Marinate the roots for a few days, then filter the mix into your sprayer and dilute as necessary. A little goes a long way. It’s best to spray while it’s still a bit fresh.
Fulvic acid is nature’s great solvent. Made when tree leaves are soaked in rainwater over several months, it gently leaches the growth forces out of the young fava bean roots and make them available to the plant in a foliar spray.
Dennis uses fallen mulberry leaves and maple leaves for his fulvic acid solution, other types of leaves may change it’s subtle qualities, to harm or benefit. Pay attention to plant growth beneath the tree to determine how it might affect your solution.
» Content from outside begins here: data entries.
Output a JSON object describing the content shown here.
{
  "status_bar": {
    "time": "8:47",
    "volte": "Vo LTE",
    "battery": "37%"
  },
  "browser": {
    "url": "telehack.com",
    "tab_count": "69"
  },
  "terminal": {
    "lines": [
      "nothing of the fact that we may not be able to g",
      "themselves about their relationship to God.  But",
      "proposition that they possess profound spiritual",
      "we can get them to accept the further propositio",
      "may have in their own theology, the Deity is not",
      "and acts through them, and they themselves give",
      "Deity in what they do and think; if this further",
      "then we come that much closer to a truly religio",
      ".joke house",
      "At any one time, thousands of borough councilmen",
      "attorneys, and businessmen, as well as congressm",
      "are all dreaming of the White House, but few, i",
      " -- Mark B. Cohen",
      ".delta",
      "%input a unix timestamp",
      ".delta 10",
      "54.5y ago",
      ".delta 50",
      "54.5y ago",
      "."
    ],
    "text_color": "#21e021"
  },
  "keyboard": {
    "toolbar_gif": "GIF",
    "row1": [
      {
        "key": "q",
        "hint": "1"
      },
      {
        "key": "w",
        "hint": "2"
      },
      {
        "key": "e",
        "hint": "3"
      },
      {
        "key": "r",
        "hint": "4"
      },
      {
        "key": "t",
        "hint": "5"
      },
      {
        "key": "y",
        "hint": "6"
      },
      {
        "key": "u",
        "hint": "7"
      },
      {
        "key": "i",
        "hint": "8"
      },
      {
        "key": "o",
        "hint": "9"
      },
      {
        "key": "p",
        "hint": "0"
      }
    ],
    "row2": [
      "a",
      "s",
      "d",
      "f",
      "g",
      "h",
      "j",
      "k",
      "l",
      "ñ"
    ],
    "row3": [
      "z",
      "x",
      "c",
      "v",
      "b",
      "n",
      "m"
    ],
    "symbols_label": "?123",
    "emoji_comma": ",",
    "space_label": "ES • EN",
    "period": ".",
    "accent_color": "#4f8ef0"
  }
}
For more on this, please see Gems and Plants for Healing Chronic Illness – Greenwood Gathering a video presentation of these concepts, or join us in Gem and Plant August-September 2023 to learn how to make your own plant sprays.
Dennis Klocek
Dennis Klocek, MFA, is co-founder of the Coros Institute, an internationally renowned lecturer, and teacher. He is the author of nine books, including the newly released Colors of the Soul; Esoteric Physiology and also Sacred Agriculture: The Alchemy of Biodynamics. He regularly shares his alchemical, spiritual, and scientific insights at soilsoulandspirit.com.
Similar Writings
Silica and Clay Polarity
Silica is the light pole in the minerals. It is a kind of flowering process in the mineral realm since silica in plant growth enhances the refined properties that light brings to plants. Photosynthesis requires light for its action. The light interacts with the flavonoids (phenols and tannins) and anthocyanins (blue and red pigments that…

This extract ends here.